DNA fragmentation factor subunit beta pseudogene 1Genealiases: []
Q-omics provides the consensus-scored DFFBP1 profile across patient tissues and cancer cell-line models. DFFBP1 expression is associated with patient survival in 28 of 34 cancer types, with the highest sampling consensus in ACC. Among the 18 cancer types available for tumor–normal comparison, DFFBP1 is differentially expressed in 9, with the highest sampling consensus in THCA. Additionally, DFFBP1 RNA expression shows 18,506 significant gene co-expression associations, with the highest sampling consensus in UVM. Together, these results highlight ACC, THCA, and UVM as cancer lineages where DFFBP1 shows reproducible signals across survival, tumor–normal expression, and patient cross-omics analyses.
Every result is evaluated using two consensus scores. Sampling consensus measures how consistently a finding is reproduced within a cancer lineage across different conditions. Lineage consensus measures how broadly the result is shared across cancer types, distinguishing pan-cancer signals from lineage-specific patterns.
Premium analyses for DFFBP1 — synthetic lethality, tumor antigen, and pembrolizumab response.

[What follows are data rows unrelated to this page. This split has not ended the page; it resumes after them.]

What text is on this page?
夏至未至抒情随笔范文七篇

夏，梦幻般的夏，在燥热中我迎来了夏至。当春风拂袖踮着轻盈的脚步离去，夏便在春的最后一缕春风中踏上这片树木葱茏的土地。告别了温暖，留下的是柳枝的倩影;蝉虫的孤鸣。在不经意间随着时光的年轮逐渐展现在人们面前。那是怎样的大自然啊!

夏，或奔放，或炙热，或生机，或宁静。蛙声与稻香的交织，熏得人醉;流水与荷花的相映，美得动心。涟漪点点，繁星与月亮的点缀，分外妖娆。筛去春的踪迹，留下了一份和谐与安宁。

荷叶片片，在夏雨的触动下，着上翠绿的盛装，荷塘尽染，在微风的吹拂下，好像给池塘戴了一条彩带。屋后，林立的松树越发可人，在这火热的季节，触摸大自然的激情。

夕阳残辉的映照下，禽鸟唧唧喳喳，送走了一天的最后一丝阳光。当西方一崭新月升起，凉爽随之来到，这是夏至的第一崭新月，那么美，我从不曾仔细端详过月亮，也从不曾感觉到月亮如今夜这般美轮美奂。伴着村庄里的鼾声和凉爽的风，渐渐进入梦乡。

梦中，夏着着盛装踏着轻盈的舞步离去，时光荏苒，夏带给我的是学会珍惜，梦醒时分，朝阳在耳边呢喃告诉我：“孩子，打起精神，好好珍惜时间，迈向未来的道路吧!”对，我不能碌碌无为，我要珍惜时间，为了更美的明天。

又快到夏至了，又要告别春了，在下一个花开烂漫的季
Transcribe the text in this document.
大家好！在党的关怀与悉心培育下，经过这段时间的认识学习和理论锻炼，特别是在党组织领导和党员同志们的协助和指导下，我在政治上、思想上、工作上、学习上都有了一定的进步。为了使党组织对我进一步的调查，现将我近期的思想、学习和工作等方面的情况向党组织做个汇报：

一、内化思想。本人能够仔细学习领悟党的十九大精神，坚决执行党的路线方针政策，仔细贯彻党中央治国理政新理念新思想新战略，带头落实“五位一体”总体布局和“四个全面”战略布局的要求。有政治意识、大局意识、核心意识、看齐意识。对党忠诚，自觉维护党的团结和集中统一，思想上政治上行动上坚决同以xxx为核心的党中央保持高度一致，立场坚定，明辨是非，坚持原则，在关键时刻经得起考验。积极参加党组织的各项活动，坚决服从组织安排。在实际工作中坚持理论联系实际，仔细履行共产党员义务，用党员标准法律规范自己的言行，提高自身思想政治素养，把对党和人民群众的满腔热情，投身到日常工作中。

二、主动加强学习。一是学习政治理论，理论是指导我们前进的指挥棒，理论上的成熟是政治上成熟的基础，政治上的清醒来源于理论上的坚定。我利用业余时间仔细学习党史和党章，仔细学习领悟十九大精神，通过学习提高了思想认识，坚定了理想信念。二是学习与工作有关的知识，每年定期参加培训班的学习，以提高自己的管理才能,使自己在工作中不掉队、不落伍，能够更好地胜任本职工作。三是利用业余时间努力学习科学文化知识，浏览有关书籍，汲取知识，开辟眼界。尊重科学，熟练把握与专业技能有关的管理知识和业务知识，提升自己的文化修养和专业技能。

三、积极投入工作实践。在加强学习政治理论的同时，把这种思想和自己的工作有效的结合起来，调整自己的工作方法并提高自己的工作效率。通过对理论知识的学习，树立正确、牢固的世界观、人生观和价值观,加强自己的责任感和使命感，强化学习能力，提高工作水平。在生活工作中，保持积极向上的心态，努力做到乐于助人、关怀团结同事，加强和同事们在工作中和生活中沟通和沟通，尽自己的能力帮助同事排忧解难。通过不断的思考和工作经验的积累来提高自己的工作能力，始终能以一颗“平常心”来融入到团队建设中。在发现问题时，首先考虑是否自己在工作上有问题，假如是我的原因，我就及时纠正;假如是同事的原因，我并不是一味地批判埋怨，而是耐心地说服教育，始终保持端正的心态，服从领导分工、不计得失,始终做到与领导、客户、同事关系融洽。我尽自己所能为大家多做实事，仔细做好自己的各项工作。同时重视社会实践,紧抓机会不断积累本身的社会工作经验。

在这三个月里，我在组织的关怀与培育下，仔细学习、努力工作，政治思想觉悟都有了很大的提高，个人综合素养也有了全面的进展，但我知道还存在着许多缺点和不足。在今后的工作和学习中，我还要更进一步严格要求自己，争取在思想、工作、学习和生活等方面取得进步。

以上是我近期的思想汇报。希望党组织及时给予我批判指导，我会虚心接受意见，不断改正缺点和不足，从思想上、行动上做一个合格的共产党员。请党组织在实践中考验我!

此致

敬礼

This table summarizes DFFBP1 survival associations across molecular data types. DFFBP1 RNA expression shows survival associations in the most cancer types (28). The rightmost column indicates the cancer type with the highest sampling consensus for each molecular layer.
This table ranks reproducible DFFBP1 RNA expression–survival associations across cancer types. High DFFBP1 expression shows unfavorable associations in ACC, UVM, LIHC and UCEC, but favorable associations in BRCA and UCS. The ACC Kaplan–Meier curve shows clear separation, with the high-expression group declining faster, consistent with the unfavorable association (log-rank p < 0.001). Together, the overview and detailed table identify ACC as the clearest survival context for DFFBP1 RNA expression.
This table summarizes DFFBP1 tumor–normal expression differences by data type. RNA shows broader differences across cancer types, with a lineage consensus of 9. The strongest signals are observed in THCA for RNA.
This table ranks reproducible tumor–normal expression differences for DFFBP1. A negative fold-change indicates higher expression in normal tissue than in tumor tissue. DFFBP1 shows lower tumor expression in THCA and BRCA and higher tumor expression in HNSC, LIHC, UCEC and STAD. The THCA box plot shows higher DFFBP1 RNA expression in normal versus tumor tissue (log2 FC = −0.420, t-test p < 0.001).
This table shows molecular features associated with DFFBP1 in patient tissues and cancer cell lines. In patient samples, DFFBP1 shows the broadest associations at the RNA and protein expression levels, with UVM recurring as the lineage with the largest associated feature set.